Market News
3 min read | Updated on July 09, 2024, 08:58 IST
SUMMARY
Brent futures for September delivery were priced at $85.51 a barrel at 0300 hours GMT, whereas WTI futures for August delivery were trading at $82.08 per barrel.
In the week ahead, oil rates may rise if data shows a climbdown in American crude stockpile
Crude oil prices edged lower in early trade on Tuesday, July 8, after jitters in the commodities market were eased due to a subdued impact of Hurricane Beryl.
Brent, the global crude benchmark; and the U.S. West Texas Intermediate (WTI), American crude benchmark, slipped by around quarter-of-a-percentage point each as trading commenced in the Asian markets.
Brent futures for September delivery were priced at $85.51 a barrel at 0300 hours GMT, down 0.24% as against the last closing price. WTI futures for August delivery were trading 0.25% lower at $82.08 per barrel at the same time.
Beryl made landfall late on Monday on the coast of Texas, in an area where 40% of the United States' crude is produced.

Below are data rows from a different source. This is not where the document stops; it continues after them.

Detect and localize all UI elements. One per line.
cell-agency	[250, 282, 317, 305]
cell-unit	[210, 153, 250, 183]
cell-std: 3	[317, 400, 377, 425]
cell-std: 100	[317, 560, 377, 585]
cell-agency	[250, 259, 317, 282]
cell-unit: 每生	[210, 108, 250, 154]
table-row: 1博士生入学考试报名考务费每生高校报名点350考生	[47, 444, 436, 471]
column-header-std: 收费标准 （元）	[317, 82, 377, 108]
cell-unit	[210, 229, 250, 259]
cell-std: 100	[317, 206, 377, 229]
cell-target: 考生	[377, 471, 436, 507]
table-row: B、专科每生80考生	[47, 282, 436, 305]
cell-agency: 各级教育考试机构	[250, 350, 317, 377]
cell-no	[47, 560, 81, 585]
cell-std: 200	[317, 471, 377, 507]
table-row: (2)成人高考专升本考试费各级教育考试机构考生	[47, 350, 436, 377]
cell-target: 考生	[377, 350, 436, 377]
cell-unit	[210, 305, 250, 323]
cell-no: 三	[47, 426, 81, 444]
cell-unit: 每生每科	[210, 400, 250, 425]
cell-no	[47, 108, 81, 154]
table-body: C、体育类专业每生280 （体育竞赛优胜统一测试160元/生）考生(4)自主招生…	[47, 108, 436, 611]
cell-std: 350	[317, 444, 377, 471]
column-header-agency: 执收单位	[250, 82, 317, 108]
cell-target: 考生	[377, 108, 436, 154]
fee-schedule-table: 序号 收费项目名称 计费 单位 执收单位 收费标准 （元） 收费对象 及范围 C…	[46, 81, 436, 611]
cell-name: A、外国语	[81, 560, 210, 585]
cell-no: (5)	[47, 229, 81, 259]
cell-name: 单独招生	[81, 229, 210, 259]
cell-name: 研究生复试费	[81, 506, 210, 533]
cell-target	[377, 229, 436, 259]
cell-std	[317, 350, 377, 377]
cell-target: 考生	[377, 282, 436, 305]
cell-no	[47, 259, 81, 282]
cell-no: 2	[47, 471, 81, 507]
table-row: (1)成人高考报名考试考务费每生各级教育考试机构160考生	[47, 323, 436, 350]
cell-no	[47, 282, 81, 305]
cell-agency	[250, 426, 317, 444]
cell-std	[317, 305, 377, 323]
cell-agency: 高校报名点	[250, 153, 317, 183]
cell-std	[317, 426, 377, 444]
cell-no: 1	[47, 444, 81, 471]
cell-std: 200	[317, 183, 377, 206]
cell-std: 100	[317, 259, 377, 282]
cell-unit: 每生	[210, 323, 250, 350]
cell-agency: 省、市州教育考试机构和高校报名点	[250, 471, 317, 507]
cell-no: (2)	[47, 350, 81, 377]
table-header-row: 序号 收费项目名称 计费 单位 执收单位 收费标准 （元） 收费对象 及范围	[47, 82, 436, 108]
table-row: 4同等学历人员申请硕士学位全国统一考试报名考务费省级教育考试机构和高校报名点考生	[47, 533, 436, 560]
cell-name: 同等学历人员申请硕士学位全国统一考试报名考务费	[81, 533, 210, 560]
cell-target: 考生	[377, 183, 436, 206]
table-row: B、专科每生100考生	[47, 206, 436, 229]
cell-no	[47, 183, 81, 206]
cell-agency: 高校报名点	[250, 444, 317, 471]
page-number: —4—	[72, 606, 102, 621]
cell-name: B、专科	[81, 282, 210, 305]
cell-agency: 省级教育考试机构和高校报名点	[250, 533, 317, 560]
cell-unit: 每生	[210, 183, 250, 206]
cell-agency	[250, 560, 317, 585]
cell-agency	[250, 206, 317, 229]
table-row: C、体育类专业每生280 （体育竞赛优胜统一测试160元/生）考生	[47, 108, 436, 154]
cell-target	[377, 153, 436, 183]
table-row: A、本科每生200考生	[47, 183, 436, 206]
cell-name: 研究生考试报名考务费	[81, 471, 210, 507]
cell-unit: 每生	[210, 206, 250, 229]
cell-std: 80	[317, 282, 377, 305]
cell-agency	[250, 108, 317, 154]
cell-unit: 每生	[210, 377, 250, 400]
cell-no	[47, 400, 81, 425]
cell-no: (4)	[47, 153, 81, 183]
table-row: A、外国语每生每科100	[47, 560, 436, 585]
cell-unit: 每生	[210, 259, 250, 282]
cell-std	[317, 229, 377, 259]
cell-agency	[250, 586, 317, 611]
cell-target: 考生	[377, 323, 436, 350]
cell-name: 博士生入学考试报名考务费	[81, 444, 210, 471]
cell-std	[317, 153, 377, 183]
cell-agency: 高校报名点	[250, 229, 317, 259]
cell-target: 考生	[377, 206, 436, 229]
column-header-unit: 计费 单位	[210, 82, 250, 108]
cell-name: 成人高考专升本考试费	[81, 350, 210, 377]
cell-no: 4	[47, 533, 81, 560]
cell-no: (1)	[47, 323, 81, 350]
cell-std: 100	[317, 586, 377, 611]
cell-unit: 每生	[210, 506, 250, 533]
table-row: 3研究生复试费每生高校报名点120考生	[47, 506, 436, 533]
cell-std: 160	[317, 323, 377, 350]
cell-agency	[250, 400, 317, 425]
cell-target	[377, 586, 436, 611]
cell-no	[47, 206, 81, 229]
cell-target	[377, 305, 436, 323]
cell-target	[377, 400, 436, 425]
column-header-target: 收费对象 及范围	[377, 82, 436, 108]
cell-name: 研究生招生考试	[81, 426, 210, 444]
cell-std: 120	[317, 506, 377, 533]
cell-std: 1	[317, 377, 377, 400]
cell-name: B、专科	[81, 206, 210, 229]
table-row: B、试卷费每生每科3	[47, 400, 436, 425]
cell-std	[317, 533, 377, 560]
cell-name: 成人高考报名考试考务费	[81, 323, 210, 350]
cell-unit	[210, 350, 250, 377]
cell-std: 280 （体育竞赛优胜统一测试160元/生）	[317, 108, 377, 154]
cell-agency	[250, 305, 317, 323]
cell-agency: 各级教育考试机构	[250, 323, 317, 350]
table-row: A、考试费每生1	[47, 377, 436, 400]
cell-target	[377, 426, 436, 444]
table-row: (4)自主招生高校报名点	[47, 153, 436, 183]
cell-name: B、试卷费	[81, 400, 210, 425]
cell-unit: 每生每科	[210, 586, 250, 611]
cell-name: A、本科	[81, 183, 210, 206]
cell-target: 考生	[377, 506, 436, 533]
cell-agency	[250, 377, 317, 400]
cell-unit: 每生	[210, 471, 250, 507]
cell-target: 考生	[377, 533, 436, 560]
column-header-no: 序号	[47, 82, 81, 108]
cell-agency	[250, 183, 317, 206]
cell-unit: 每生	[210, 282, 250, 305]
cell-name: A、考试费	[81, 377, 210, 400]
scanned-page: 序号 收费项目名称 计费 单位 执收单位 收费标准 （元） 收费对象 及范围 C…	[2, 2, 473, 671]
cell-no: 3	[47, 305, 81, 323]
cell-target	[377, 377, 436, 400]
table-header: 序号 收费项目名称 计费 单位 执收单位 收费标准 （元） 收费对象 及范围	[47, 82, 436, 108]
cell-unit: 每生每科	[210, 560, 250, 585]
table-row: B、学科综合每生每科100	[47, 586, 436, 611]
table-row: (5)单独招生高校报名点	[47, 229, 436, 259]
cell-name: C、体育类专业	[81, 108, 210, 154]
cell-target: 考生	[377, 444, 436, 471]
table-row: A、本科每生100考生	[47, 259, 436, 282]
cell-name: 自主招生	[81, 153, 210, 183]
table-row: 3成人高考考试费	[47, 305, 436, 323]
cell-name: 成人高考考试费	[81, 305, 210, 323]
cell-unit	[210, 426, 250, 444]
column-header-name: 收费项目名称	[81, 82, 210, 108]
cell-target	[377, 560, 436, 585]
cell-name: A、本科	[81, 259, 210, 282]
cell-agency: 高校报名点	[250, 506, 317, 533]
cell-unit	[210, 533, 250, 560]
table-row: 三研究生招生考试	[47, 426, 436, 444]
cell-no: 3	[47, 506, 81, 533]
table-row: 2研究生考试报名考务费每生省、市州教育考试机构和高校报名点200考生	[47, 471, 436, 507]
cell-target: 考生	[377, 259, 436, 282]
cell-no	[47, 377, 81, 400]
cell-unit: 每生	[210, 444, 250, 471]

There were fears that a severe impact of the hurricane could affect production for several days, and cause supply chain disruptions.
However, Beryl downgraded into a tropical storm by the time it made landfall. The ports of Corpus Christi, Houston, Galveston, Freeport and Texas City, which were directed to remain closed from Sunday in anticipation of the hurricane, have been allowed to resume operations.
In the week ahead, oil prices may be positively impacted if data shows a further climbdown in American crude stockpile. There is a good chance that the US oil inventories may drop again as summer demand has picked up, suggested IG analyst Tony Sycamore.
The uptick in oil prices was also supported by growing optimism over the US Federal Reserve initiating its rate cut cycle in the near future.
Data released last week indicated a softening of the US economy, as the services sector declined in June vis-a-vis May, and the initial unemployment filings rising to a 2.5-year high. This, say analysts, would encourage the Fed to begin slashing the benchmark interest rates, which are at a historic high.
A decrease in the lending rates in the US will lead to an overall spurt in consumption. This is expected to lead to an uptick in crude prices, given the fact that the US remains the world's top oil consumer.
"A slowdown in growth momentum will support disinflationary impulses in coming months, paving the way for the Fed to cut rates," Reuters quoted ANZ Research analysts as saying last week.